Tosoni batted .224 over four different levels in the minor leagues for the Twins in 2012. He was released at the end of the season.

===Milwaukee Brewers===
On December 28, 2012, Tosoni signed a minor league contract with the Milwaukee Brewers prior to the 2013 season. He batted .238 with 11 home runs and 46 RBI for the Double-A Huntsville Stars in his only season in the Brewers' organization.

===Independent leagues===
Tosoni was batting .277 with seven home runs & 57 RBIs for the Sioux City Explorers of the American Association of Independent Professional Baseball in 2014 when he was traded to the Sugar Land Skeeters of the Atlantic League of Professional Baseball. In 14 games with Sugar Land, Tosoni batted .170 with just one home run. He spent that Winter with the Perth Heat of the Australian Baseball League.
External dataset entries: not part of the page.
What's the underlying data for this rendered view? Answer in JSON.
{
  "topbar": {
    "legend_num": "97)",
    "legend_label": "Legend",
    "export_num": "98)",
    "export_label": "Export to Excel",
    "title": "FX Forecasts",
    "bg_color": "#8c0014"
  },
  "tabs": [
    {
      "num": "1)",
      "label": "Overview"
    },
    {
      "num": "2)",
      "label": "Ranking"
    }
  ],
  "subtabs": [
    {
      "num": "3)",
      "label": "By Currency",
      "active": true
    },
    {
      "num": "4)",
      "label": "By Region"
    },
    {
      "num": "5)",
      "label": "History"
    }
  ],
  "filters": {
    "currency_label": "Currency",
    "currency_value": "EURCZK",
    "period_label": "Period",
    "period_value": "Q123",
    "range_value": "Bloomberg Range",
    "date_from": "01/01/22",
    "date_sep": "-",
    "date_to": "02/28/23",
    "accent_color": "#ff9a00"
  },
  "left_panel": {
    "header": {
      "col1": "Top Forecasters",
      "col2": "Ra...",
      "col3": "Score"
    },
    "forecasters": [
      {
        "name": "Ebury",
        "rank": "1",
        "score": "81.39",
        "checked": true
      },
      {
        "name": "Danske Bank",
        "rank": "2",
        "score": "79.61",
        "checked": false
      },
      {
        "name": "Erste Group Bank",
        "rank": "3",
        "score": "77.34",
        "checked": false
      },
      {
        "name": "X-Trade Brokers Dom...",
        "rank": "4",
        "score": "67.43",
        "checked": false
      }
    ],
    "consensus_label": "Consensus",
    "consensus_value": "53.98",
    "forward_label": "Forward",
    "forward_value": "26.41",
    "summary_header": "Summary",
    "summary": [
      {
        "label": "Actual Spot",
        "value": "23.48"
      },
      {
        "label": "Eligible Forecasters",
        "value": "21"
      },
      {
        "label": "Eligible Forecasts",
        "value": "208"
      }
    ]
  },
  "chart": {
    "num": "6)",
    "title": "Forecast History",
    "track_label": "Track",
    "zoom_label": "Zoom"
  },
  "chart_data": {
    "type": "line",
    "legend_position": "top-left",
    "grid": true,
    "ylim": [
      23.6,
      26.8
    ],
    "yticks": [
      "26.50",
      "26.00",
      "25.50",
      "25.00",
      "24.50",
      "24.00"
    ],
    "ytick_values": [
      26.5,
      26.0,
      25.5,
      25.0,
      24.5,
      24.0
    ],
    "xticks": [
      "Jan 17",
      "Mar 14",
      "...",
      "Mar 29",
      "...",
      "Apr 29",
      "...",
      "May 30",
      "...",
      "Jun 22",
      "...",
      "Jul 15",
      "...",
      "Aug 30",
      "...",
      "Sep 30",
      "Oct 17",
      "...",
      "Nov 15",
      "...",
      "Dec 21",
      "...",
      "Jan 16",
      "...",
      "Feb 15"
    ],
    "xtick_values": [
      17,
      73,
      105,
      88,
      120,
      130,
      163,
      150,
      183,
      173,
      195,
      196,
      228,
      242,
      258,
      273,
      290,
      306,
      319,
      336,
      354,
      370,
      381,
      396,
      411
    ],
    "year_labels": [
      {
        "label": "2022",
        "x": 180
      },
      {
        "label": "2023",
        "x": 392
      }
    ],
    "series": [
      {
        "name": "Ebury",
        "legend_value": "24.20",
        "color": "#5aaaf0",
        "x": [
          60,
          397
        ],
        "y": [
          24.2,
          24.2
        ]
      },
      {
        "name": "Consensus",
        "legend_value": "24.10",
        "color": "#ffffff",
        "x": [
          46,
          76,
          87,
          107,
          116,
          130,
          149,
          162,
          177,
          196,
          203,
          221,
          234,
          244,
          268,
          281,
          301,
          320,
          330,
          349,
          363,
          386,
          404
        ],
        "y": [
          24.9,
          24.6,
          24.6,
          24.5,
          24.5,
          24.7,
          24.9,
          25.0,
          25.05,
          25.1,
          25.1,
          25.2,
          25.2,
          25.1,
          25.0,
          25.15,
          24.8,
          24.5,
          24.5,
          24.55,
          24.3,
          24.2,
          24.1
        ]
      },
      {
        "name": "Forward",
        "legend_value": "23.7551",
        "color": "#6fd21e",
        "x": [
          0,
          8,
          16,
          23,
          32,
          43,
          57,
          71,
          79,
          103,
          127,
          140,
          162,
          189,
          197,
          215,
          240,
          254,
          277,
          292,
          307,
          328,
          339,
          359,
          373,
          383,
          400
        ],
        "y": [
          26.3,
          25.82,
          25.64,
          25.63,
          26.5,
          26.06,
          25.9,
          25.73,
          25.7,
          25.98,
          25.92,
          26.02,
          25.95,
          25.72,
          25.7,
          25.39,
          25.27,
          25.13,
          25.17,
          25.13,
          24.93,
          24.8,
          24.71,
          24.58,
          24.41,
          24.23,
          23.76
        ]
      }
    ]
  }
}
He returned to Sioux City for 2015 and Sugar Land for 2016 before retiring.

==International play==
Tosoni played for Canada at the 2009 Baseball World Cup, 2013 & 2017 World Baseball Classic, 2015 & 2019 WBSC Premier12 and the 2015 & 2019 Pan American Games. He hit a three-run home run in the gold medal win against the United States at the 2015 Pan Am Games in Toronto.

==Coaching career==
Tosoni was named as the hitting coach for the Florida Fire Frogs, the Atlanta Braves's High-A affiliate, for the 2018 season. He also serves as head coach of the Coquitlam Reds' Senior Reds.